Updated

While the nation's foreclosure woes persist, new data show they're easing amid a resurgent housing market, rising home prices and efforts by some states to buy homeowners more time to avoid losing their homes.

The number of U.S. homes repossessed by lenders last month fell 11 percent from January and declined 29 percent from February last year, tumbling to the lowest level since September 2007, foreclosure listing firm RealtyTrac Inc. said Thursday.

Some states continued to see sharp increases in homes lost to foreclosure last month, including Washington, Wisconsin and Iowa. But home repossessions declined both on an annual and monthly basis in a majority of states, including past foreclosure hotbeds such as California, Georgia and Arizona.

All told, 45,038 U.S. homes completed the foreclosure process in February. That's less than half of the 102,000 homes lost to foreclosure in March 2010, when home repossessions peaked, according to the firm's records, which go back to January 2005.

Foreclosures remain at more than double the pace that RealtyTrac considers normal, roughly 20,000 foreclosures a month, the average in 2005. But their national impact has been contained, said Daren Blomquist, a vice president at RealtyTrac.

"It's definitely safe to say we're past the worst of it at a national level," he said.

Several factors are contributing to the overall decline in completed foreclosures. More jobs and ultra-low mortgage rates are helping the once-battered housing market recover, and the rising demand combined with fewer available homes has helped push home prices steadily upward since last year. They posted their biggest annual increase in six years in January.

Higher home values help restore equity to homeowners, which can help those at risk of foreclosure by improving their chances of refinancing their mortgage to a lower payment or place them in a better position to sell their home.

In the first nine months of 2012, 1.4 million homeowners who had been underwater on their mortgage, or owed more than their home is worth, were moved into positive equity, according to data from CoreLogic.

The tight supply of available homes for sale has created a sellers' market, with many properties drawing multiple offers.

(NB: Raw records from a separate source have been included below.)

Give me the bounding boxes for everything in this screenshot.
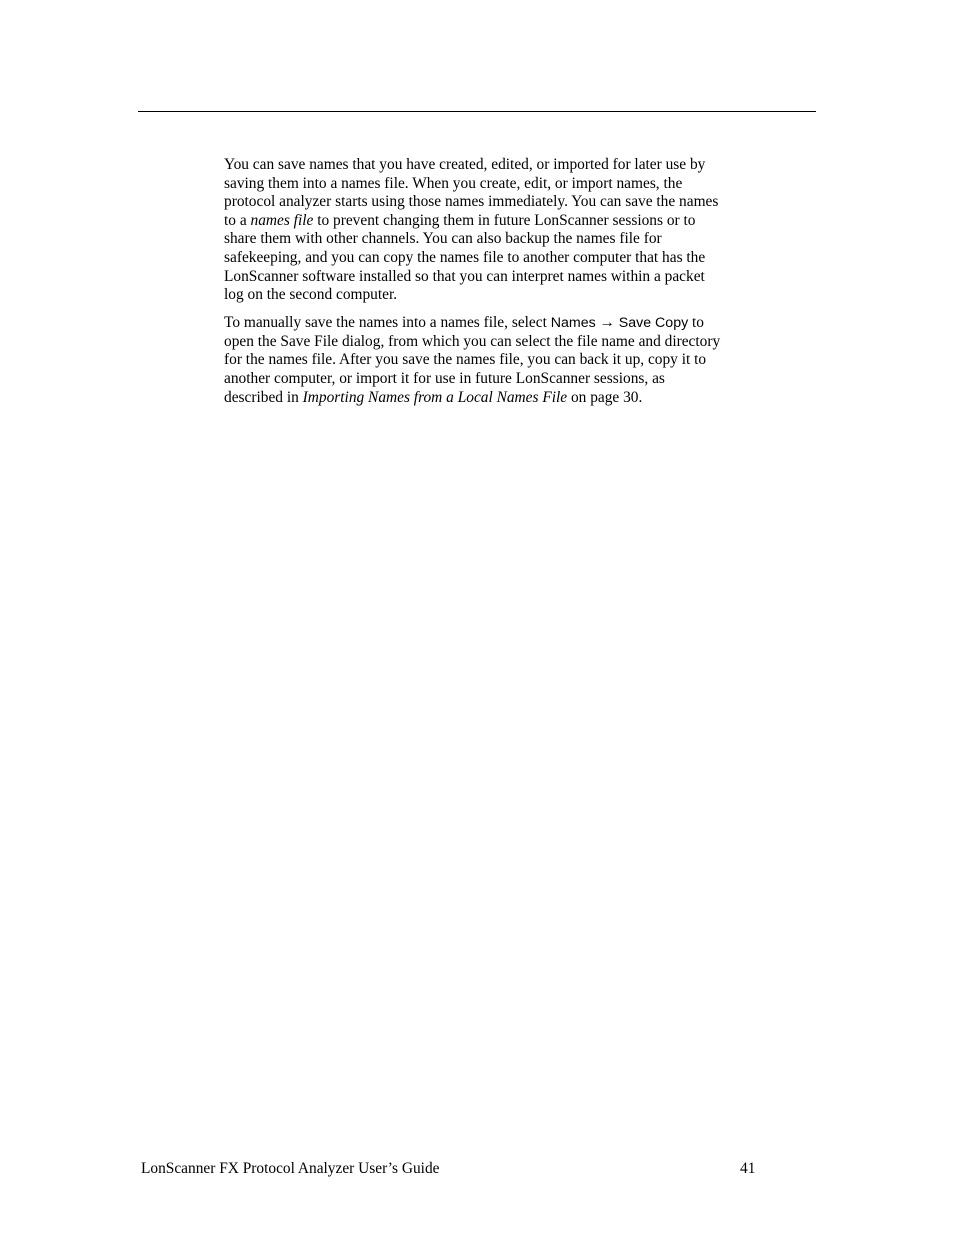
text-line: another computer, or import it for use in future LonScanner sessions, as <box>224 370 665 388</box>
text-line <box>224 389 820 408</box>
text-line: log on the second computer. <box>224 286 398 304</box>
footer-document-title: LonScanner FX Protocol Analyzer User’s Guide <box>141 1160 440 1177</box>
text-line: protocol analyzer starts using those names immediately. You can save the names <box>224 193 719 211</box>
text-fragment: described in <box>224 388 303 406</box>
body-text <box>224 156 820 417</box>
text-line: share them with other channels. You can also backup the names file for <box>224 230 662 248</box>
header-rule <box>138 111 816 112</box>
paragraph-manual-save <box>224 314 820 407</box>
text-fragment: to a <box>224 211 251 229</box>
text-line: open the Save File dialog, from which you can select the file name and directory <box>224 332 721 350</box>
text-line: safekeeping, and you can copy the names file to another computer that has the <box>224 248 706 266</box>
text-fragment: on page 30. <box>567 388 643 406</box>
cross-reference-title: Importing Names from a Local Names File <box>302 388 568 406</box>
text-line: saving them into a names file. When you create, edit, or import names, the <box>224 174 683 192</box>
paragraph-save-names-intro <box>224 156 820 305</box>
menu-save-copy-label: Save Copy <box>618 315 689 332</box>
text-fragment: to prevent changing them in future LonScanner sessions or to <box>313 211 696 229</box>
menu-names-label: Names <box>550 315 596 332</box>
footer-page-number: 41 <box>740 1160 756 1177</box>
text-line: for the names file. After you save the names file, you can back it up, copy it to <box>224 351 707 369</box>
term-names-file: names file <box>250 211 314 229</box>
text-fragment: to <box>688 314 705 332</box>
text-fragment: To manually save the names into a names file, select <box>224 314 551 332</box>
text-line: You can save names that you have created, edited, or imported for later use by <box>224 156 706 173</box>
text-line <box>224 212 820 231</box>
text-line <box>224 314 820 333</box>
arrow-glyph: → <box>595 314 619 332</box>
text-line: LonScanner software installed so that you can interpret names within a packet <box>224 267 705 285</box>
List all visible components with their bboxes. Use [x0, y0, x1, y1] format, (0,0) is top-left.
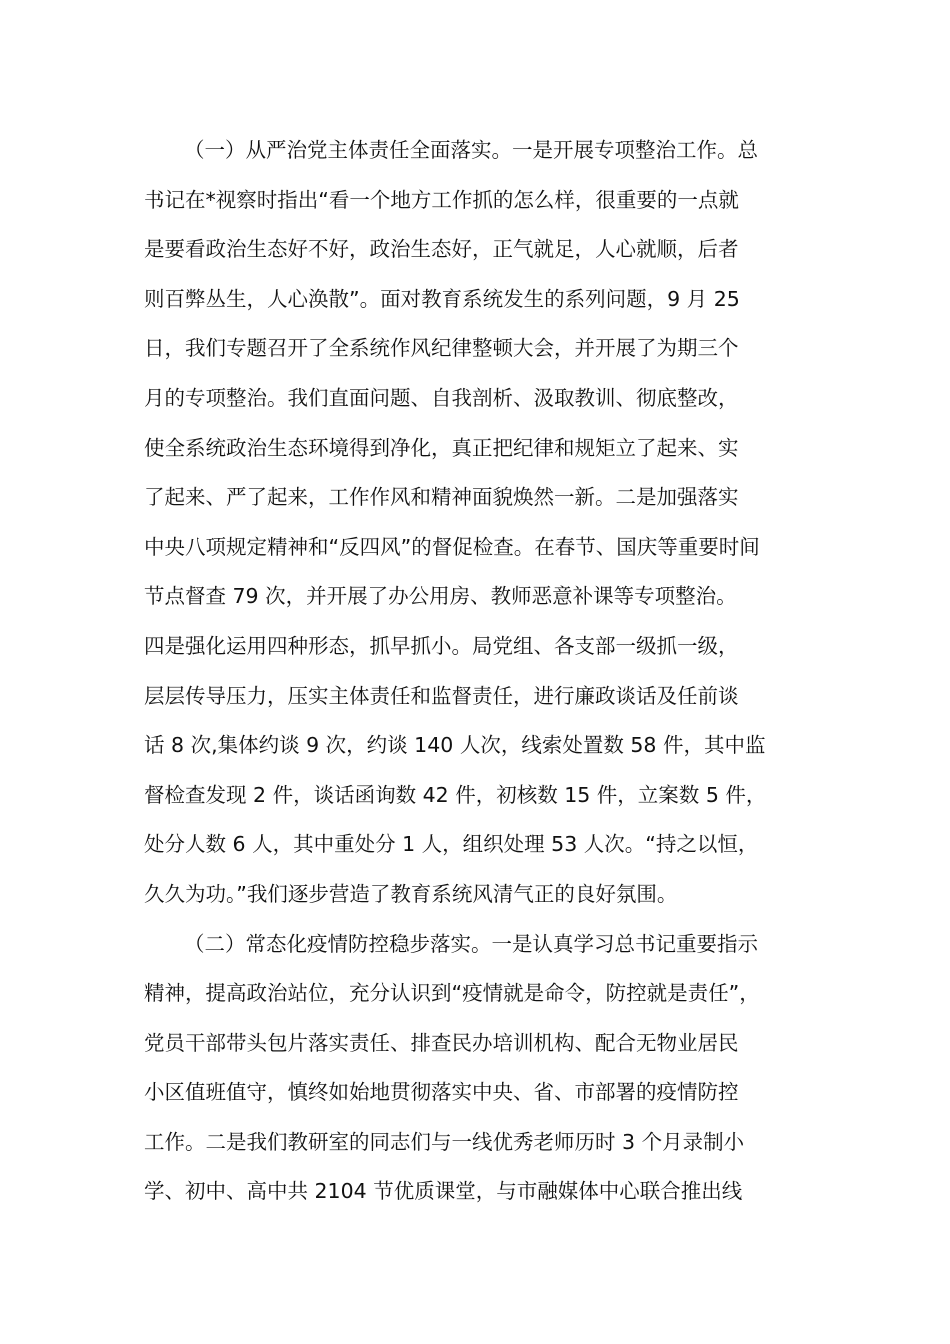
text-line: 日，我们专题召开了全系统作风纪律整顿大会，并开展了为期三个 — [144, 336, 739, 361]
text-line: 中央八项规定精神和“反四风”的督促检查。在春节、国庆等重要时间 — [144, 534, 760, 559]
text-line: 学、初中、高中共 2104 节优质课堂，与市融媒体中心联合推出线 — [144, 1179, 743, 1204]
text-line: （一）从严治党主体责任全面落实。一是开展专项整治工作。总 — [184, 138, 758, 162]
text-line: 是要看政治生态好不好，政治生态好，正气就足，人心就顺，后者 — [144, 237, 739, 262]
paragraph-2 — [144, 920, 808, 1218]
text-line: 则百弊丛生，人心涣散”。面对教育系统发生的系列问题，9 月 25 — [144, 286, 740, 311]
text-line: 话 8 次,集体约谈 9 次，约谈 140 人次，线索处置数 58 件，其中监 — [144, 733, 766, 758]
text-line: 使全系统政治生态环境得到净化，真正把纪律和规矩立了起来、实 — [144, 435, 739, 460]
text-line: 节点督查 79 次，并开展了办公用房、教师恶意补课等专项整治。 — [144, 584, 737, 609]
text-line: 督检查发现 2 件，谈话函询数 42 件，初核数 15 件，立案数 5 件， — [144, 782, 767, 807]
text-line: 了起来、严了起来，工作作风和精神面貌焕然一新。二是加强落实 — [144, 485, 739, 510]
text-line: 层层传导压力，压实主体责任和监督责任，进行廉政谈话及任前谈 — [144, 683, 739, 708]
text-line: （二）常态化疫情防控稳步落实。一是认真学习总书记重要指示 — [184, 931, 758, 956]
text-line: 久久为功。”我们逐步营造了教育系统风清气正的良好氛围。 — [144, 881, 678, 906]
text-line: 处分人数 6 人，其中重处分 1 人，组织处理 53 人次。“持之以恒， — [144, 832, 759, 857]
text-line: 书记在*视察时指出“看一个地方工作抓的怎么样，很重要的一点就 — [144, 187, 739, 212]
text-line: 精神，提高政治站位，充分认识到“疫情就是命令，防控就是责任”， — [144, 981, 760, 1006]
paragraph-1 — [144, 126, 808, 920]
text-line: 党员干部带头包片落实责任、排查民办培训机构、配合无物业居民 — [144, 1030, 739, 1055]
text-line: 工作。二是我们教研室的同志们与一线优秀老师历时 3 个月录制小 — [144, 1129, 745, 1154]
document-page — [144, 126, 808, 1217]
text-line: 四是强化运用四种形态，抓早抓小。局党组、各支部一级抓一级， — [144, 633, 739, 658]
text-line: 小区值班值守，慎终如始地贯彻落实中央、省、市部署的疫情防控 — [144, 1080, 739, 1105]
text-line: 月的专项整治。我们直面问题、自我剖析、汲取教训、彻底整改， — [144, 385, 739, 410]
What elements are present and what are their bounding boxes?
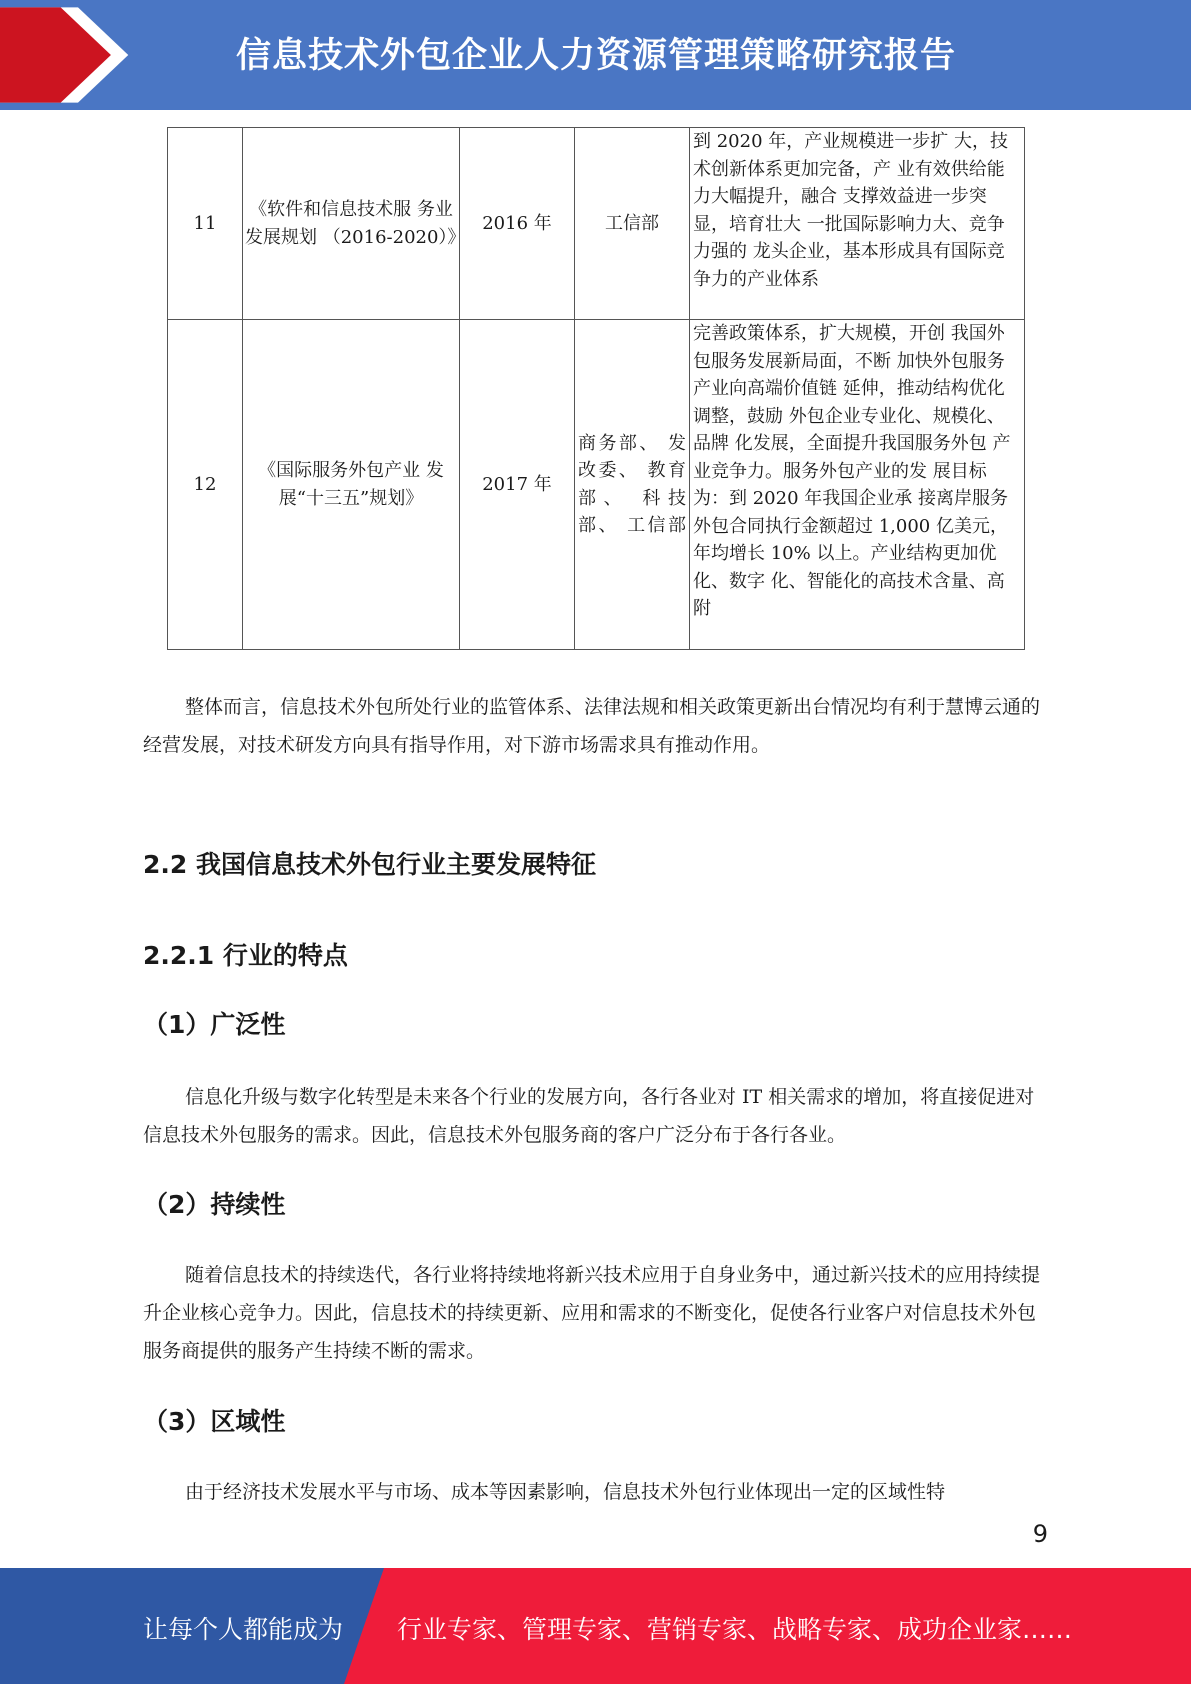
summary-paragraph: 整体而言，信息技术外包所处行业的监管体系、法律法规和相关政策更新出台情况均有利于慧博云通的经营发展，对技术研发方向具有指导作用，对下游市场需求具有推动作用。 <box>143 696 1041 756</box>
item-heading-regional: （3）区域性 <box>143 1407 286 1436</box>
page-footer <box>0 1568 1191 1684</box>
item-paragraph-continuity: 随着信息技术的持续迭代，各行业将持续地将新兴技术应用于自身业务中，通过新兴技术的应用持续提升企业核心竞争力。因此，信息技术的持续更新、应用和需求的不断变化，促使各行业客户对信息技术外包服务商提供的服务产生持续不断的需求。 <box>143 1264 1041 1362</box>
header-arrow-decoration <box>0 0 130 110</box>
footer-slogan-left: 让每个人都能成为 <box>143 1615 344 1644</box>
policy-description: 完善政策体系，扩大规模，开创 我国外包服务发展新局面，不断 加快外包服务产业向高端价值链 延伸，推动结构优化调整，鼓励 外包企业专业化、规模化、品牌 化发展，全面提升我国服务外包 产业竞争力。服务外包产业的发 展目标为：到 2020 年我国企业承 接离岸服务外包合同执行金额超过 1,000 亿美元，年均增长 10% 以上。产业结构更加优化、数字 化、智能化的高技术含量、高附 <box>690 320 1025 650</box>
policy-year: 2017 年 <box>460 320 575 650</box>
policy-description: 到 2020 年，产业规模进一步扩 大，技术创新体系更加完备，产 业有效供给能力大幅提升，融合 支撑效益进一步突显，培育壮大 一批国际影响力大、竞争力强的 龙头企业，基本形成具有国际竞 争力的产业体系 <box>690 128 1025 320</box>
row-number: 12 <box>168 320 243 650</box>
report-title: 信息技术外包企业人力资源管理策略研究报告 <box>236 36 957 76</box>
policy-year: 2016 年 <box>460 128 575 320</box>
item-heading-continuity: （2）持续性 <box>143 1190 286 1219</box>
policy-department: 商务部、 发改委、 教育部、 科技部、 工信部 <box>575 320 690 650</box>
policy-name: 《软件和信息技术服 务业发展规划 （2016-2020）》 <box>243 128 460 320</box>
policy-name: 《国际服务外包产业 发展“十三五”规划》 <box>243 320 460 650</box>
item-paragraph-breadth: 信息化升级与数字化转型是未来各个行业的发展方向，各行各业对 IT 相关需求的增加，将直接促进对信息技术外包服务的需求。因此，信息技术外包服务商的客户广泛分布于各行各业。 <box>143 1086 1035 1146</box>
row-number: 11 <box>168 128 243 320</box>
section-heading: 2.2 我国信息技术外包行业主要发展特征 <box>143 850 596 879</box>
item-heading-breadth: （1）广泛性 <box>143 1010 286 1039</box>
policy-department: 工信部 <box>575 128 690 320</box>
page-header <box>0 0 1191 110</box>
table-row <box>168 320 1025 650</box>
subsection-heading: 2.2.1 行业的特点 <box>143 941 348 970</box>
item-paragraph-regional: 由于经济技术发展水平与市场、成本等因素影响，信息技术外包行业体现出一定的区域性特 <box>185 1481 946 1503</box>
footer-slogan-right: 行业专家、管理专家、营销专家、战略专家、成功企业家…… <box>397 1615 1073 1644</box>
table-row <box>168 128 1025 320</box>
policy-table <box>167 127 1025 650</box>
page-number: 9 <box>1032 1520 1048 1548</box>
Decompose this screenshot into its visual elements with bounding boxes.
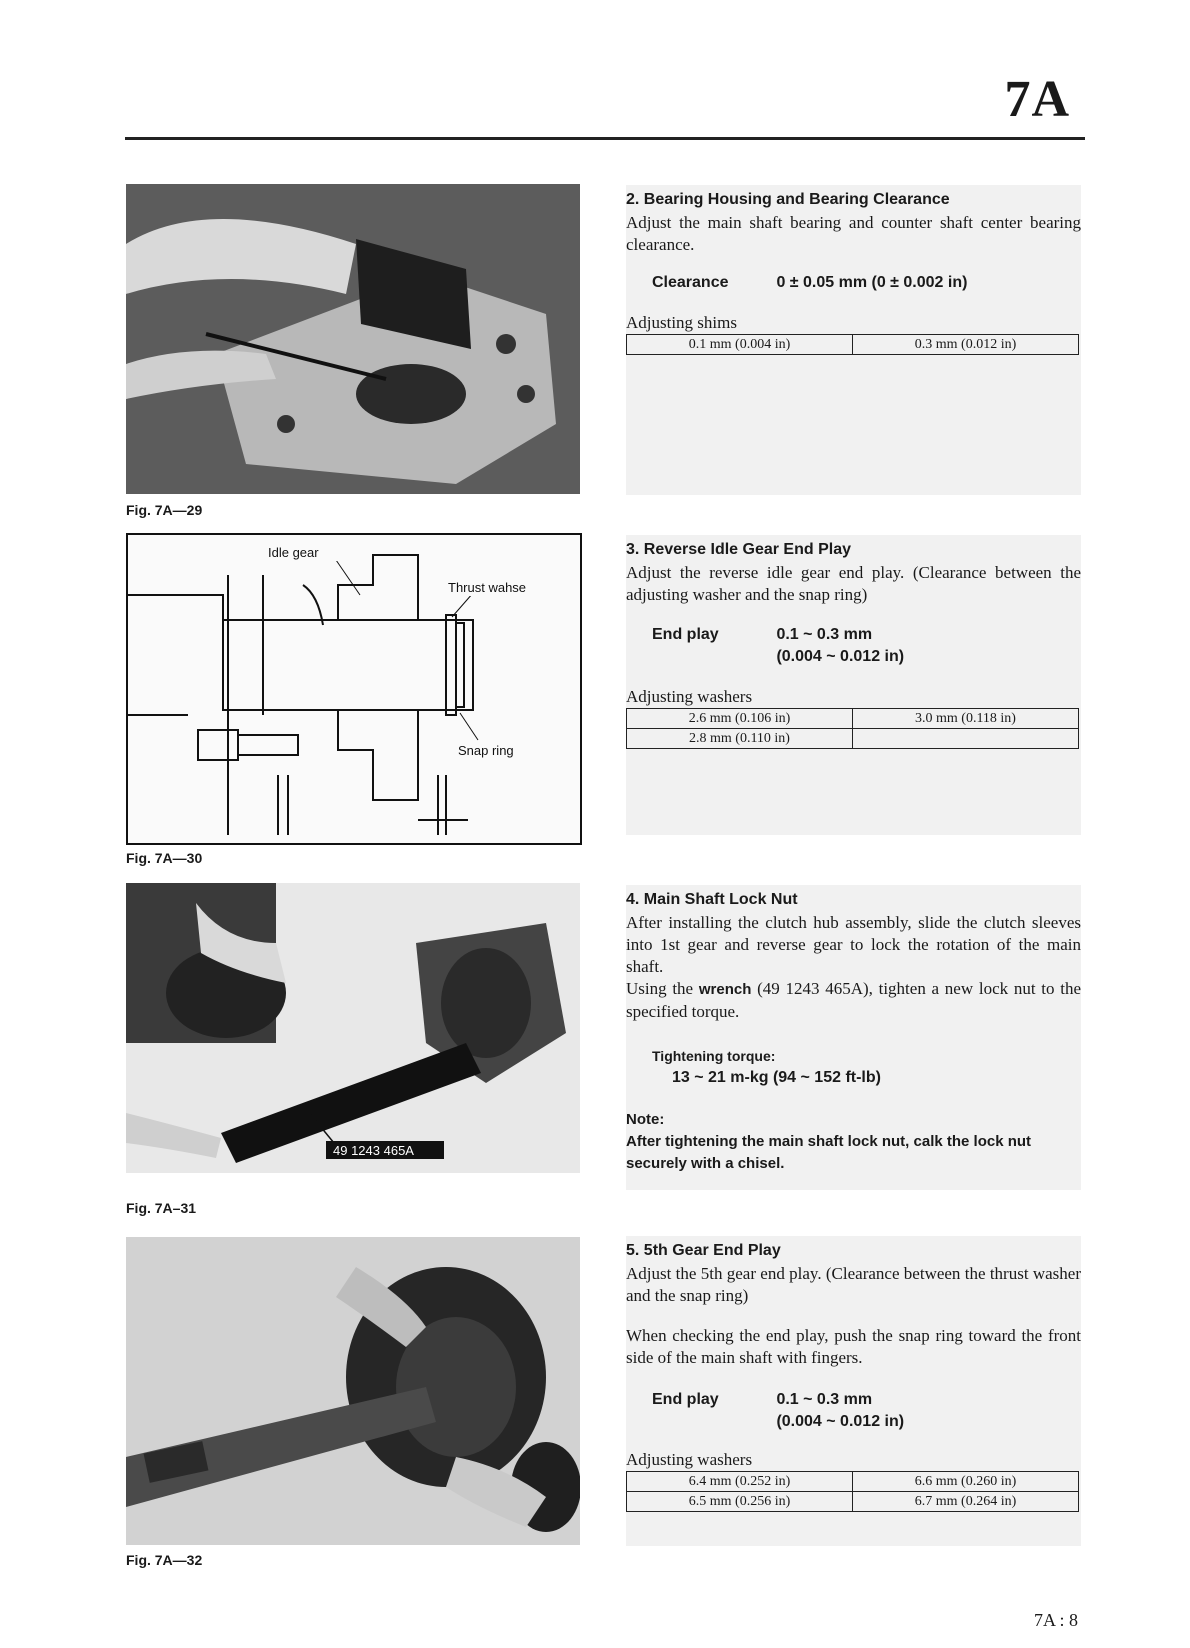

That means even bank-owned homes and those in some stage of foreclosure, which typically sell at a discount to other homes, are going for higher prices.

That has given banks further incentive to let homeowners who have fallen behind on their payments avoid foreclosure by authorizing a short sale, when a lender agrees to accept less for a home than what the seller owes on their mortgage.

Last year, sales of homes in some stage of foreclosure rose 6 percent from a year earlier, while sales of bank-owned homes fell 15 percent, according to RealtyTrac.

Meanwhile, states like California, Nevada and Washington have passed laws to increase homeowners' protections from foreclosure. Those laws have effectively delayed the pace of homes entering the foreclosure process, which has helped to thin the pipeline of completed foreclosures in those states.

The combination of fewer foreclosed homes hitting the market and higher prices for those that do sell is good news for homeowners because those properties will be less of a drag on the value of nearby homes.

"They'll have less of a negative impact just because there are fewer selling," Blomquist said.

As of the end of February, 1.5 million U.S. homes were in some stage of foreclosure or in banks' possession, according to RealtyTrac.

Given the monthly pace of home repossessions through February, Blomquist projects there will be 600,000 completed foreclosures this year, down from 671,000 last year.

He also expects the number of homes taken back by lenders to increase later this year, noting that 1.2 million homes entered the foreclosure process in 2012. Typically, about half of those end up as bank-owned homes, he said.

While lenders took back fewer homes last month, the number of properties that entered the foreclosure process in February increased 10 percent from the previous month, RealtyTrac said.

The monthly gain was the first after three monthly declines. So-called foreclosure starts were down 25 percent from February 2012, with Nevada, New York, Washington and 13 other states posting annual increases.

Overall, Florida posted the nation's highest foreclosure rate, which RealtyTrac measures by tracking the number of properties with foreclosure-related filings. One in every 282 households in the state received at least one filing, or more than three times the national average.